Tim drew my attention to the Web of Services for Enterprise Computing Workshop Report that was recently published by the W3C. As he put it, “I thought the pungent smells of failure on one side and optimism on the other mixed oddly, but still worth reading.”
Setting the scene:
The discussion at the workshop tended to revolve around two main streams of thought, which are not as well coordinated as they could or should be. One is that existing Web technologies can be adapted for enterprise use. In this stream of discussion it was proposed that additional standardization is not required, but this view did not garner widespread support.
While post-Web businesses such as Amazon, eBay, Yahoo, Google, and others have successfully adapted Web technologies for enterprise usage patterns, they appear to have done so using a lot of custom code and minimal off the shelf software or standards-based approaches to integration.

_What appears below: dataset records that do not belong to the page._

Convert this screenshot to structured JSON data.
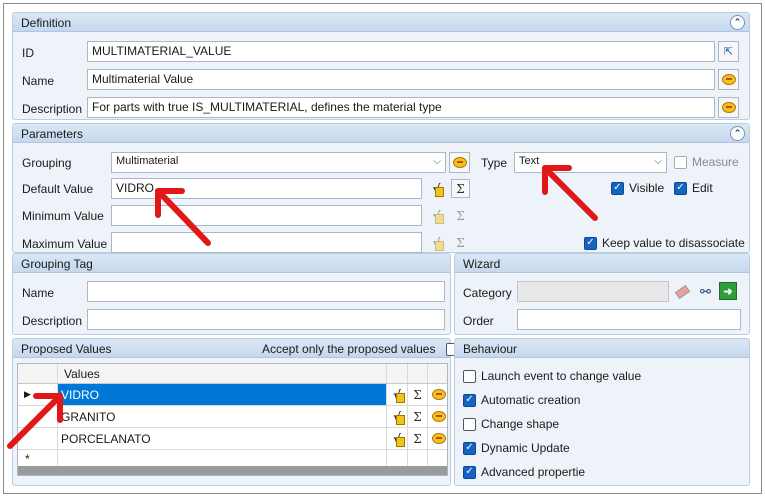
{
  "definition": {
    "title": "Definition",
    "id_label": "ID",
    "id_value": "MULTIMATERIAL_VALUE",
    "name_label": "Name",
    "name_value": "Multimaterial Value",
    "description_label": "Description",
    "description_value": "For parts with true IS_MULTIMATERIAL, defines the material type"
  },
  "parameters": {
    "title": "Parameters",
    "grouping_label": "Grouping",
    "grouping_value": "Multimaterial",
    "type_label": "Type",
    "type_value": "Text",
    "measure_label": "Measure",
    "default_label": "Default Value",
    "default_value": "VIDRO",
    "min_label": "Minimum Value",
    "max_label": "Maximum Value",
    "visible_label": "Visible",
    "edit_label": "Edit",
    "keep_label": "Keep value to disassociate",
    "sigma": "Σ"
  },
  "grouping_tag": {
    "title": "Grouping Tag",
    "name_label": "Name",
    "description_label": "Description"
  },
  "wizard": {
    "title": "Wizard",
    "category_label": "Category",
    "order_label": "Order"
  },
  "proposed": {
    "title": "Proposed Values",
    "accept_label": "Accept only the proposed values",
    "column_header": "Values",
    "rows": [
      "VIDRO",
      "GRANITO",
      "PORCELANATO"
    ],
    "new_row_marker": "*",
    "sigma": "Σ"
  },
  "behaviour": {
    "title": "Behaviour",
    "items": [
      {
        "label": "Launch event to change value",
        "checked": false
      },
      {
        "label": "Automatic creation",
        "checked": true
      },
      {
        "label": "Change shape",
        "checked": false
      },
      {
        "label": "Dynamic Update",
        "checked": true
      },
      {
        "label": "Advanced propertie",
        "checked": true
      }
    ]
  },
  "colors": {
    "accent": "#0078d7",
    "annotation_arrow": "#e01818",
    "group_background": "#eef3f9"
  }
}
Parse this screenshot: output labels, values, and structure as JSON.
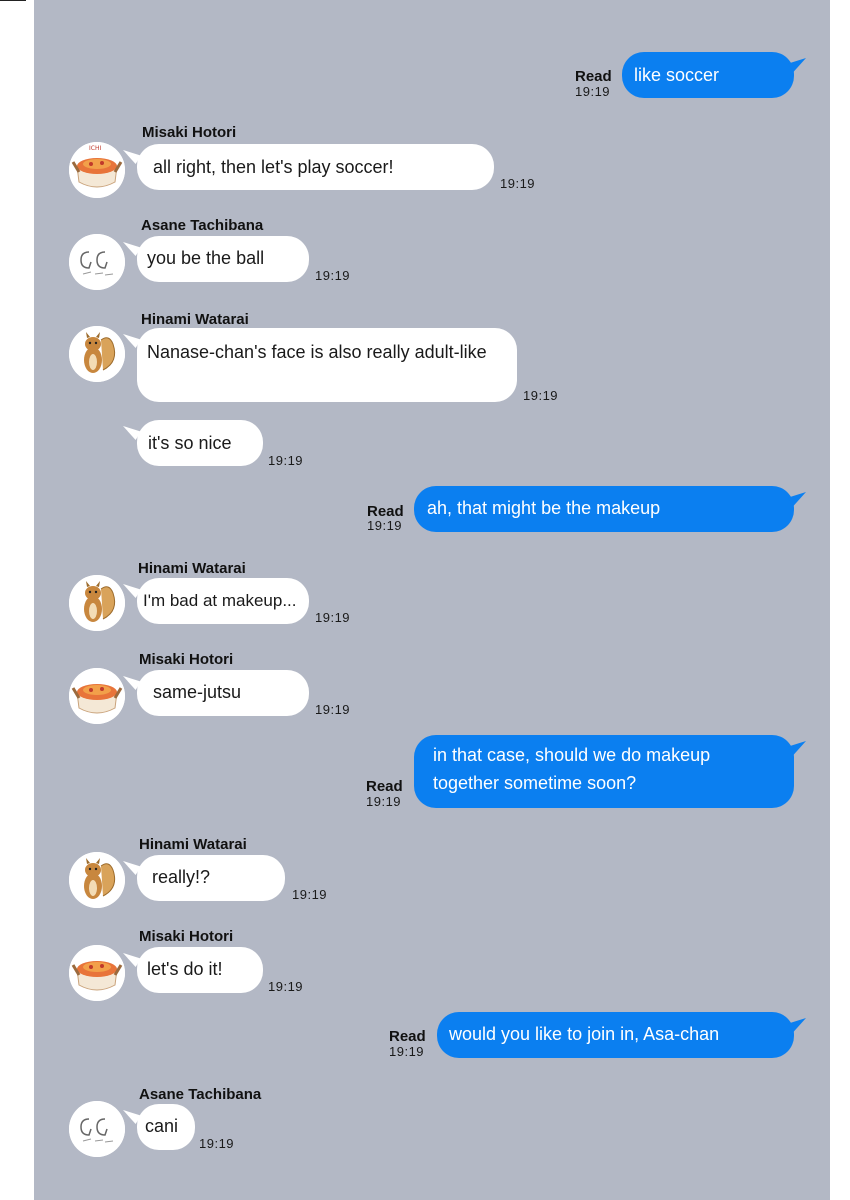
{
  "read_label": "Read",
  "messages": [
    {
      "text": "like soccer",
      "time": "19:19"
    },
    {
      "name": "Misaki Hotori",
      "text": "all right, then let's play soccer!",
      "time": "19:19"
    },
    {
      "name": "Asane Tachibana",
      "text": "you be the ball",
      "time": "19:19"
    },
    {
      "name": "Hinami Watarai",
      "text": "Nanase-chan's face is also really adult-like",
      "time": "19:19"
    },
    {
      "text": "it's so nice",
      "time": "19:19"
    },
    {
      "text": "ah, that might be the makeup",
      "time": "19:19"
    },
    {
      "name": "Hinami Watarai",
      "text": "I'm bad at makeup...",
      "time": "19:19"
    },
    {
      "name": "Misaki Hotori",
      "text": "same-jutsu",
      "time": "19:19"
    },
    {
      "text_line1": "in that case, should we do makeup",
      "text_line2": "together sometime soon?",
      "time": "19:19"
    },
    {
      "name": "Hinami Watarai",
      "text": "really!?",
      "time": "19:19"
    },
    {
      "name": "Misaki Hotori",
      "text": "let's do it!",
      "time": "19:19"
    },
    {
      "text": "would you like to join in, Asa-chan",
      "time": "19:19"
    },
    {
      "name": "Asane Tachibana",
      "text": "cani",
      "time": "19:19"
    }
  ],
  "avatars": {
    "misaki": "food-bowl-avatar",
    "asane": "gg-sketch-avatar",
    "hinami": "squirrel-avatar"
  },
  "colors": {
    "background": "#b3b8c5",
    "outgoing_bubble": "#0b7ff0",
    "incoming_bubble": "#ffffff"
  }
}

To which I guess the obvious replies are, “Yes”, “They would say that, wouldn’t they” and “Perhaps there are lessons to be learned from this.” And reading the following passage is like getting a rheumatic twinge in an old sports injury:
At the Web Services workshop in 2001, the approach of having a stack of solutions was appealing and we decided to spin up lots of groups to build these specifications. We were to build a foundation of protocols that work within the context of the Web, with the goal of making lots of things talk to lots of other things. In addition, we wanted to create a system to support dynamic composability to meet problems as these arose and to build the corresponding tooling to make all this happen. After six years, we are half way through the spec stack, and interoperability has remained elusive.